Besson sets up the parameters for this within the film’s first five minutes, opening up with the voice of a young Suu Kyi asking her father to “Tell me a story” and shortly after he tells her about when Burma was known as the golden land, a group of his political rivals burst through the doors of the family’s plantation with the same swagger as Gary Oldman in “The Professional” and kill him point blank. Filmed in slo-mo with the gunmen drawing their weapons directly towards the camera, the sequence borders on poor taste considering the historical context, but Besson’s use of the action techniques he perfected in such films as “La Femme Nikita” and “The Fifth Element” rattle the senses in order to open up the mind for what otherwise might be a dull history lesson.
Of course, the director had tried this once before with “The Messenger,” the ill-fated take on Joan of Arc that set Milla Jovovich on her path towards becoming a kickass heroine, but let bombast overrun the narrative. Here, he does the opposite by taking an icon in Michelle Yeoh and allowing her considerable gravitas to carry the story of Suu Kyi’s rise to power as a peaceful agent of change. The daughter of the revered revolutionary Aung San, Suu Kyi is the natural choice to become the leader of Burma’s National League for Democracy, though a potentially unavailable one since moving west with her husband Michael Aris (David Thewlis), a British Tibetan scholar. She is brought back to Burma by the poor health of her mother, a political force in her own right who gets short shrift in Rebecca Frayn’s straightforward script, and the film finds an emotional core in the long-distance relationship between Aris and Suu Kyi.
As depicted in “The Lady,” Aris and Suu Kyi are driven together by idealism rather than actual romance, which is why it’s forgivable that few sparks fly in the scenes where Thewlis and Yeoh are on the same continent. After all, when Yeoh is painted as angelically as Suu Kyi is here, it makes sense that the only evidence of sex is the two children they have together, both of whom become indifferent to their mother’s place on the world stage when they see her so rarely. Yet that’s actually part of the film’s strength in depicting the personal toll Suu Kyi’s commitment to a democratic Burma takes on those closest to her, the millions depending on her and, in all too rare moments, herself.

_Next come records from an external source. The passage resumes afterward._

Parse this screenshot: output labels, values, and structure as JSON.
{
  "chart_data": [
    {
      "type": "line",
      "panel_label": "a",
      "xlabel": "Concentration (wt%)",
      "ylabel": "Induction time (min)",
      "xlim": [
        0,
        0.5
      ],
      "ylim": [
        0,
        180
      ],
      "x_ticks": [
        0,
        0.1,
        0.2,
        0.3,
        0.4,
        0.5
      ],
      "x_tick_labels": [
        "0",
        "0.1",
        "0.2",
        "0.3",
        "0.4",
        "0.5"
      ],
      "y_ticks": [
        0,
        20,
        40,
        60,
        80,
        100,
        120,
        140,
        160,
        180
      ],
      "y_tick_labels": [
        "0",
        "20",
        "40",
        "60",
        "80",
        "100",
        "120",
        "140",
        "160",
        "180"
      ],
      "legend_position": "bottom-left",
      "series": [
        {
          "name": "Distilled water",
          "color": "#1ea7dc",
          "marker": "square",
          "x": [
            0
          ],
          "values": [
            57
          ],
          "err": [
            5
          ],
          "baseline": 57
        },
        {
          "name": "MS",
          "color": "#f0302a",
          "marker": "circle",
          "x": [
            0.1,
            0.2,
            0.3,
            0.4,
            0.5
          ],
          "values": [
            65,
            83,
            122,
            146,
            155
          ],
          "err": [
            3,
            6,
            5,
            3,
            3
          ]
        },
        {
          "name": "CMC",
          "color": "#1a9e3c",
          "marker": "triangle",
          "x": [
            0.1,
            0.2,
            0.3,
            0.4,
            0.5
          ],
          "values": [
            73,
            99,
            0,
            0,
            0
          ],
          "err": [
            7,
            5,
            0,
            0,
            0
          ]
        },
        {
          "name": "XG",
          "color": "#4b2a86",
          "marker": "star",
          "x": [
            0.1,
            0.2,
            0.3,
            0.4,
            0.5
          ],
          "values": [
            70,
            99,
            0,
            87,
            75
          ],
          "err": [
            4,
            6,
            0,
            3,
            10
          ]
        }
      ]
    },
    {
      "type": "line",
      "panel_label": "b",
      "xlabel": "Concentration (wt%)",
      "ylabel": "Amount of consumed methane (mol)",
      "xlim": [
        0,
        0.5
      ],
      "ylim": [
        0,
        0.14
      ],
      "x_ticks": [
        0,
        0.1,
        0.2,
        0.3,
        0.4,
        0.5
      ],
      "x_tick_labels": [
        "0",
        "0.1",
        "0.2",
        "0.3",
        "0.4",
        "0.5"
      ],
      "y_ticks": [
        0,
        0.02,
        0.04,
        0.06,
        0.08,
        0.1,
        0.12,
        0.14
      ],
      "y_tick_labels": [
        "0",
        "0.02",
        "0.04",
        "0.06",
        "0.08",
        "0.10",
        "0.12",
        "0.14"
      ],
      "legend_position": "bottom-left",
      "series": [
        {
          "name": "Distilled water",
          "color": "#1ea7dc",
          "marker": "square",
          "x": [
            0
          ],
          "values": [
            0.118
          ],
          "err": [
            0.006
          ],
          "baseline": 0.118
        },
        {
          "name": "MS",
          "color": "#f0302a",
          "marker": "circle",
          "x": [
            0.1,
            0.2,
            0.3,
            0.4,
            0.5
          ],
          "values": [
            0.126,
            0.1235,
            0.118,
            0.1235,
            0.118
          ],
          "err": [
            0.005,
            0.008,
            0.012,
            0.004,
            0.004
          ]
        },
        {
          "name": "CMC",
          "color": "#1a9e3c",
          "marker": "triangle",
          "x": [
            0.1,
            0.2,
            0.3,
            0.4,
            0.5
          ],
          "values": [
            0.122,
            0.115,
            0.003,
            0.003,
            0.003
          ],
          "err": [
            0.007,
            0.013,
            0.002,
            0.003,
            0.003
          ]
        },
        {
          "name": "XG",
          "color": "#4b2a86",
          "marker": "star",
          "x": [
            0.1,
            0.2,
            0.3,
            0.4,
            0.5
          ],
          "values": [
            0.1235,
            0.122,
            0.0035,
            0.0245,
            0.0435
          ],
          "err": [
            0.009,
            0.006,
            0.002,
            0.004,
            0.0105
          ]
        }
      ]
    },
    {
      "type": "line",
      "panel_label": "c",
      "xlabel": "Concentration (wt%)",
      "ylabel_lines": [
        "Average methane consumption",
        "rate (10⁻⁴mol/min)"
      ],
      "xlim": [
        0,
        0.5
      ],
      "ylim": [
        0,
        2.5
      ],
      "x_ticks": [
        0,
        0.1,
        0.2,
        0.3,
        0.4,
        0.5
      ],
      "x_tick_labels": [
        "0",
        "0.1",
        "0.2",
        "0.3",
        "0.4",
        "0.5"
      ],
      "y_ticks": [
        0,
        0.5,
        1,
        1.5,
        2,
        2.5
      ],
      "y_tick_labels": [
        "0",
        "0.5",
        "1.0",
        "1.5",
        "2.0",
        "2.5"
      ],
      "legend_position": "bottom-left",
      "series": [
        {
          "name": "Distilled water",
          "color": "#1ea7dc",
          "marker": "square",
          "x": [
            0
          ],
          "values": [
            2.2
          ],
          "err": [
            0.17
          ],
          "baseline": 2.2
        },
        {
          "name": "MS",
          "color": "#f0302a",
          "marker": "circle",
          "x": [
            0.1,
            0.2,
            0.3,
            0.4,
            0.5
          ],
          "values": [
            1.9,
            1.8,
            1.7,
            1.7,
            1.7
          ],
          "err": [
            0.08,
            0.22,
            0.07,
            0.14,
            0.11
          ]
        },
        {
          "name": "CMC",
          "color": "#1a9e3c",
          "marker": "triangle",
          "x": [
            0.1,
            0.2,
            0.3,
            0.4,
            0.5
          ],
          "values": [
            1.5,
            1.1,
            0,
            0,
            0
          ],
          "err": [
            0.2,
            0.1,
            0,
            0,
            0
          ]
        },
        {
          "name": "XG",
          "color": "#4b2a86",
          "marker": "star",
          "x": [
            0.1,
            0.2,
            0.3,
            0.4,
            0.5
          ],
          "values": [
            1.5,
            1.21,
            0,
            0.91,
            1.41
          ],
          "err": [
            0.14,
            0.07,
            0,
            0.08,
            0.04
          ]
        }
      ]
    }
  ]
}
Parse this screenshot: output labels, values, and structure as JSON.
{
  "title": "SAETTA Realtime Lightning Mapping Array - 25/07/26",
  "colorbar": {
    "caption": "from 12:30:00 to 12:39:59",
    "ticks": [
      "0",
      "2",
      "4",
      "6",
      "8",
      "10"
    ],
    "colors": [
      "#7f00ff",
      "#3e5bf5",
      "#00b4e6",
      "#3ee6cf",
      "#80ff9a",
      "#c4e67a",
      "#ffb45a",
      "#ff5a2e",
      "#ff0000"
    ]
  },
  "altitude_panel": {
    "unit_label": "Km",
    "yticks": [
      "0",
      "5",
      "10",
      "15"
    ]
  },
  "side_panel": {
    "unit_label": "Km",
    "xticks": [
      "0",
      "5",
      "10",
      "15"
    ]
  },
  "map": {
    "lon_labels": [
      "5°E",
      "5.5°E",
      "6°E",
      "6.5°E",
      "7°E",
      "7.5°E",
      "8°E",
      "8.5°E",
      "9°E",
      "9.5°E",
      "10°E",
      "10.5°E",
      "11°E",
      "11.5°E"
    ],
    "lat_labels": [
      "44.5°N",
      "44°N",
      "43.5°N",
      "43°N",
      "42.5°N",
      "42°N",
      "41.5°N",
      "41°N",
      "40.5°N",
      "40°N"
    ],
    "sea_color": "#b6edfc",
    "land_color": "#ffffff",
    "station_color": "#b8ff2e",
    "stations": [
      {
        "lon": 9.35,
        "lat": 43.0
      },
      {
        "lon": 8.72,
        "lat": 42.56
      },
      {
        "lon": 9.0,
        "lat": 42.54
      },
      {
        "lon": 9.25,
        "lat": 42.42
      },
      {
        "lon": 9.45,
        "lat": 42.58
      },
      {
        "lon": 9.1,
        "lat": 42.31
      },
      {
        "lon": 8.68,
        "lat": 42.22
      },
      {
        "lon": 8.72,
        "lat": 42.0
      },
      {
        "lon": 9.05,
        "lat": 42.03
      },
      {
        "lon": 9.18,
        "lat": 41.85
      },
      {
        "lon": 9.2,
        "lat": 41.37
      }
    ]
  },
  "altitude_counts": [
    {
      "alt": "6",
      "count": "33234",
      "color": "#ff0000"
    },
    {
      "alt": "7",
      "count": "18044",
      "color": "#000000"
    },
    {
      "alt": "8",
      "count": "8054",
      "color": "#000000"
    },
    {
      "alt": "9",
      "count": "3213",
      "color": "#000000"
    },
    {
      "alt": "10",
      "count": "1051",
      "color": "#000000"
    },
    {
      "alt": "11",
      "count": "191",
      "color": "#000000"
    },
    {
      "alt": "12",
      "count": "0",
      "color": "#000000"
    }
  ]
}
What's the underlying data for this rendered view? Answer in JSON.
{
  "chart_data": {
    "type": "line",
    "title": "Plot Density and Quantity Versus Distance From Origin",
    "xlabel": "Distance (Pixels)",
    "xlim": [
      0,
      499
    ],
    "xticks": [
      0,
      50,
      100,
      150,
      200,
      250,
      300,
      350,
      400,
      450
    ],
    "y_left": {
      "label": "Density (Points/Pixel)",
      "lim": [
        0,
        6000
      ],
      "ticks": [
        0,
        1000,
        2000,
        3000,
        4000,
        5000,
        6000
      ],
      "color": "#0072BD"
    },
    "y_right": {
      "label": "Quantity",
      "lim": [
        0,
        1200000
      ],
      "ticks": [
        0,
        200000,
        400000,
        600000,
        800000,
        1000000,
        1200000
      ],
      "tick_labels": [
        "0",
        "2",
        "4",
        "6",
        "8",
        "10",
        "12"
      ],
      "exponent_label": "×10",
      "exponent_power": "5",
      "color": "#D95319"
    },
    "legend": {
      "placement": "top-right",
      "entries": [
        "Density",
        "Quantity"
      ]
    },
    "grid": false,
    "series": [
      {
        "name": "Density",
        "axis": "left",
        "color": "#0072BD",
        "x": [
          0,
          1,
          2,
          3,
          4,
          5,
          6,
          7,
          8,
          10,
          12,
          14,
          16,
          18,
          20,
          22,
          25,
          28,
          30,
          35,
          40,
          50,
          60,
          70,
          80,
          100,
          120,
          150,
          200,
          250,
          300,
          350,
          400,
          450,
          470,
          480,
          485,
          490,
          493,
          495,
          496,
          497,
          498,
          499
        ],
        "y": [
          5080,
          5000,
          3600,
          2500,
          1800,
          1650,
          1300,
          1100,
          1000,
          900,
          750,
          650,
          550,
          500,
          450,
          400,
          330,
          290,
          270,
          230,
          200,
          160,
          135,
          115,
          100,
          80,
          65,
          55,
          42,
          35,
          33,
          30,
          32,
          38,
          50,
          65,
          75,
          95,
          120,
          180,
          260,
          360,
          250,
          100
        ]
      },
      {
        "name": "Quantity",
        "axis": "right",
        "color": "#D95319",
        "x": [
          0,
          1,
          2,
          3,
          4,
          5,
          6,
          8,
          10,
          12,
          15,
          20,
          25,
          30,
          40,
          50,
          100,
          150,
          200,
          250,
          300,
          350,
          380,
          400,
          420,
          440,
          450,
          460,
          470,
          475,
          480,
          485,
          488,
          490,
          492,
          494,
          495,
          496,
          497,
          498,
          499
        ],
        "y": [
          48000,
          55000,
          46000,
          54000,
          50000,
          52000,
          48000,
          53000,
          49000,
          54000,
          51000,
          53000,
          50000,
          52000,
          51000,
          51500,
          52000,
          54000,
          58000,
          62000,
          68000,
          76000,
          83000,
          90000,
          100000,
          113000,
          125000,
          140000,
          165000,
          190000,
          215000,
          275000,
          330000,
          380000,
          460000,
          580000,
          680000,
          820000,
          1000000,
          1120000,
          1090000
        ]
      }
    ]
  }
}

Yeoh and Thewlis both give nuanced performances that are in stark contrast to the cartoonish villains placed around them, the Burmese dictatorship dressed in garish military garb so weighted down with decoration there’s no mistaking that they’re the heavies. (The film ridiculously — but entertainingly — would have you believe that Suu Kyi’s 15-year imprisonment was strongly influenced by a general’s consultation with a psychic.) Though Besson fills the film with color, he clearly views its subject matter in black and white, with the behavior of its heroes and villains exaggerated for effect, the accuracy of their behavior questionable but not the intentions behind it. By dressing up the film in terms he knows well, Besson shows good and evil as it really is, enlivening a story that too few know. Surely the definitive biography of Suu Kyi has yet to be made, but even if “The Lady” requires footnotes, it’s intriguing enough to inspire one to go look them up.
"The Lady" opens December 2nd in Los Angeles at the Music Hall for a one-week Oscar consideration run. It will be released on February 17th.